Toute la cour avait approuvé. Ces dames firent, bien sûr, la grimace, mais leurs maris les rassurèrent. Il n’était pas formellement interdit de se faire aider et il y avait, dans tout le pays, suffisamment de bonnes ouvrières pour participer à l’ouvrage, voire en faire la majeure partie. Chacun savait que l’honnête Ivan ne tricherait pas et qu’il viendrait les mains vides, sa grenouille de femme ne pouvant accomplir ce travail.
« L’honnête Ivan » avait d’ailleurs envisagé cette idée, mais il comprit très vite qu’il ne serait pas difficile à ses ennemis de prouver sa supercherie et, au final, ce serait pire.

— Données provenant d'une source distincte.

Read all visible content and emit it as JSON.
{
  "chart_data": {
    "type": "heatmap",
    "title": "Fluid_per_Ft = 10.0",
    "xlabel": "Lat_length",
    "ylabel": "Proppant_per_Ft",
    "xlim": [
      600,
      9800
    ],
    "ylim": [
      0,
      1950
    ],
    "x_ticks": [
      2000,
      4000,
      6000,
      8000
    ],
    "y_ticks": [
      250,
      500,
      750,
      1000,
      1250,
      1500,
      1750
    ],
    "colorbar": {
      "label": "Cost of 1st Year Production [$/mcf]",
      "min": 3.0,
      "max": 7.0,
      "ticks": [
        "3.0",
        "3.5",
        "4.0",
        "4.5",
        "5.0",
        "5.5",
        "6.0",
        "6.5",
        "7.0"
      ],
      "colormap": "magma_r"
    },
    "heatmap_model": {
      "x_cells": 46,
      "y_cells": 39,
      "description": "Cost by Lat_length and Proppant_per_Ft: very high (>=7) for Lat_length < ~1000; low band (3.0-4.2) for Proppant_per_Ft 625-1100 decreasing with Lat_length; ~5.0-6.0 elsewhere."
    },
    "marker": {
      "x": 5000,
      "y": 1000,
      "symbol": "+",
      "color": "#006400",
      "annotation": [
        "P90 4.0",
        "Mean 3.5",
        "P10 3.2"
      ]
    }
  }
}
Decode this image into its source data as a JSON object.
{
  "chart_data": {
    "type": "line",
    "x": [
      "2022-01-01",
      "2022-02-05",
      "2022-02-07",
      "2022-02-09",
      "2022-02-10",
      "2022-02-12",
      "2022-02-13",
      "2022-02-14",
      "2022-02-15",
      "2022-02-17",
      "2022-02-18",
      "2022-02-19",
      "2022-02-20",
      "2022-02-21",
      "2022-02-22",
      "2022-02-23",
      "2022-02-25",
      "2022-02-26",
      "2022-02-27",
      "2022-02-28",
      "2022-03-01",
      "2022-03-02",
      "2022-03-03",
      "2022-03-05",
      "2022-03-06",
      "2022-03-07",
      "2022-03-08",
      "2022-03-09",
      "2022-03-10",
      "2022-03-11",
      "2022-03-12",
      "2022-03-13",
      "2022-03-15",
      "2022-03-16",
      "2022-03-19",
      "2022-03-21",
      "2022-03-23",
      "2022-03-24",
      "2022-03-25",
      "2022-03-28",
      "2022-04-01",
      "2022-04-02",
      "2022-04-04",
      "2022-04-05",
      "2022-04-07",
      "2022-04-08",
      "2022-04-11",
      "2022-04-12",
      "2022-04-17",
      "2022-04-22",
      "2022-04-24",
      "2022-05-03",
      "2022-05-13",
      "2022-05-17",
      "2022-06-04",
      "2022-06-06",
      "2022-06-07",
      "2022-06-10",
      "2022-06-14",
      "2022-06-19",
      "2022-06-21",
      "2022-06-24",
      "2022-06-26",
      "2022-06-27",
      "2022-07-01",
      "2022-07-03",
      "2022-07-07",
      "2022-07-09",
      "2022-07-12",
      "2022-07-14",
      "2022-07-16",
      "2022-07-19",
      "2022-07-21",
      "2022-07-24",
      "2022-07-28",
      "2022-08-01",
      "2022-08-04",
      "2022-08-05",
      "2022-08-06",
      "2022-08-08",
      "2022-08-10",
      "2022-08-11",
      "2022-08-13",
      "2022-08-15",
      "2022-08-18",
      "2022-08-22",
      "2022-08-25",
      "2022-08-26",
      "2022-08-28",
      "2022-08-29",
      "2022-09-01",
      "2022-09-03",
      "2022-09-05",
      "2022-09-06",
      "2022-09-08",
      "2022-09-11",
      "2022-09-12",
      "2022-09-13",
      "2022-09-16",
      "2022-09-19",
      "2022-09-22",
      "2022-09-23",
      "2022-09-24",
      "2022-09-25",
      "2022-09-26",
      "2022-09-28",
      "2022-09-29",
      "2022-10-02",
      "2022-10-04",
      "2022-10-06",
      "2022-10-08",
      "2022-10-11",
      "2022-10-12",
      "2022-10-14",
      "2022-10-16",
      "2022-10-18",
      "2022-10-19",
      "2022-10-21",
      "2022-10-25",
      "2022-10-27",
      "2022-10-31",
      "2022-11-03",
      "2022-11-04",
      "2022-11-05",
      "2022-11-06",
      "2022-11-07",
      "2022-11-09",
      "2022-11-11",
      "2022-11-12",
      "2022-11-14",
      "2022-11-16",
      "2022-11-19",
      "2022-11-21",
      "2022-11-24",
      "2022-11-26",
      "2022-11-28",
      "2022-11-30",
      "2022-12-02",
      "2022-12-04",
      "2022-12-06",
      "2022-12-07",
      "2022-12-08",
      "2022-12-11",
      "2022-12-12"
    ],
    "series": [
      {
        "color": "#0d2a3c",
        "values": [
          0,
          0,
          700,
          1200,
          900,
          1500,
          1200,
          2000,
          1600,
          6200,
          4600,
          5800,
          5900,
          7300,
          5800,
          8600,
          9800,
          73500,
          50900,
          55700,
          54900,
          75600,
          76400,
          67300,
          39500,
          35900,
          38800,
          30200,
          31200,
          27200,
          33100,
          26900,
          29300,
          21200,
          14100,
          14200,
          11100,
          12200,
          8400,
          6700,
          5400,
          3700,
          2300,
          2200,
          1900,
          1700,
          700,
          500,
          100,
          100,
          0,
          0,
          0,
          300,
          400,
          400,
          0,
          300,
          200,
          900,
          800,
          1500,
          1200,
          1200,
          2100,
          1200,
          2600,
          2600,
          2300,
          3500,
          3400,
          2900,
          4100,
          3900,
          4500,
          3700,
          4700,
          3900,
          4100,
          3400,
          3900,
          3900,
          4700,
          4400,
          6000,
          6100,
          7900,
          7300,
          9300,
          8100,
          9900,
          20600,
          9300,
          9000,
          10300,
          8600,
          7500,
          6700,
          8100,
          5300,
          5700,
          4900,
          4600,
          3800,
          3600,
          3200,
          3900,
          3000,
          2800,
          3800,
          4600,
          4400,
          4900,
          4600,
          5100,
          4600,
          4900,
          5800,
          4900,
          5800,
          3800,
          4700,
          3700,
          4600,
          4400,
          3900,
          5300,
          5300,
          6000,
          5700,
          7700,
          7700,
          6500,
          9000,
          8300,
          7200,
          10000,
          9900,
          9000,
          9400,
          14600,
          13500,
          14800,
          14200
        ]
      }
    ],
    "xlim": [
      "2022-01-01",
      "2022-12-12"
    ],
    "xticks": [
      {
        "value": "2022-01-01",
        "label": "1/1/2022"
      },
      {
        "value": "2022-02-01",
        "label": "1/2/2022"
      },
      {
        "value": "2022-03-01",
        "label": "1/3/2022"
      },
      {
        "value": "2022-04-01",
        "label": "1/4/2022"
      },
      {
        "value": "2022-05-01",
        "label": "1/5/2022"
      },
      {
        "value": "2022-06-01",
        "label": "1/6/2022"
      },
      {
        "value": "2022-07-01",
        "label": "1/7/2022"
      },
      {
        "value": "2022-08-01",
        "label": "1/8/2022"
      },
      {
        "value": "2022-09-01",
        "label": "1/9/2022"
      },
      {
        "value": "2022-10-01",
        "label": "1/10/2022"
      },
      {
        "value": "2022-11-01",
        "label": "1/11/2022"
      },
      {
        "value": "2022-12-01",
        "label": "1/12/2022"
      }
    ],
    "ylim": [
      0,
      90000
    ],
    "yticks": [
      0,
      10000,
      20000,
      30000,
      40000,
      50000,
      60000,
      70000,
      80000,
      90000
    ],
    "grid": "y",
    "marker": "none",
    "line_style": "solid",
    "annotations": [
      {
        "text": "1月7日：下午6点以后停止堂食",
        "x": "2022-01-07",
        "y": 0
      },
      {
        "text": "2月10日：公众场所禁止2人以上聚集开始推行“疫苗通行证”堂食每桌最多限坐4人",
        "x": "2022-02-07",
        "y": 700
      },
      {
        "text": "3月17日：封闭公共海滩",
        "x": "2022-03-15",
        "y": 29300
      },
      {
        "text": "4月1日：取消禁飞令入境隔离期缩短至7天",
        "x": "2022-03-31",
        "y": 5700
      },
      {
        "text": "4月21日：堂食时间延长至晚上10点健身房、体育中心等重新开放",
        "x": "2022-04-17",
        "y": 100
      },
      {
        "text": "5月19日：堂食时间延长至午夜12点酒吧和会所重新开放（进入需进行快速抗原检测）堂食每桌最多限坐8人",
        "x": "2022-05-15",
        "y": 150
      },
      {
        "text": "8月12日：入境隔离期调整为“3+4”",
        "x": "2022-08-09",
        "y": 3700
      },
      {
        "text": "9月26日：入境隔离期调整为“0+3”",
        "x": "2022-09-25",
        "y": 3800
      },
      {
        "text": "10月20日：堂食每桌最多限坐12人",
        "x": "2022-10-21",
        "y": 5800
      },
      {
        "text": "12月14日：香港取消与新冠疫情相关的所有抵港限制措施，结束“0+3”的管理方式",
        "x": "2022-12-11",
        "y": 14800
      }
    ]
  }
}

Il songea à offrir un autre cadeau. Un suffisamment brillant, clinquant, prestigieux pour faire oublier qu’il désobéissait. Hélas ! Il ne se faisait aucune illusion, quelle que soit la beauté de son présent, un courtisan aurait tôt fait de rappeler au roi l’attitude de Vassilissa lors de leur rencontre au bord de l’étang :
– Ainsi sa femme n’a pas daigné se soumettre aux desiderata de Votre Majesté. Un kilim est un ouvrage trop indigne pour cette grande dame. Souvenez-vous de la manière dont elle vous a tenu tête devant nous tous. Nul ne doute qu’Ivan vous respecte et vous est loyal, mais c’est loin d’être le cas de son époux.
À l’évocation de cette controverse juridique et philosophique sur le rapport entre le droit et le pouvoir où il n’eut pas le dernier mot, le tsar aurait exigé qu’Ivan se sépare d’elle et devant son refus – on ne revient pas sur une parole donnée – tous deux seraient tombés en disgrâce.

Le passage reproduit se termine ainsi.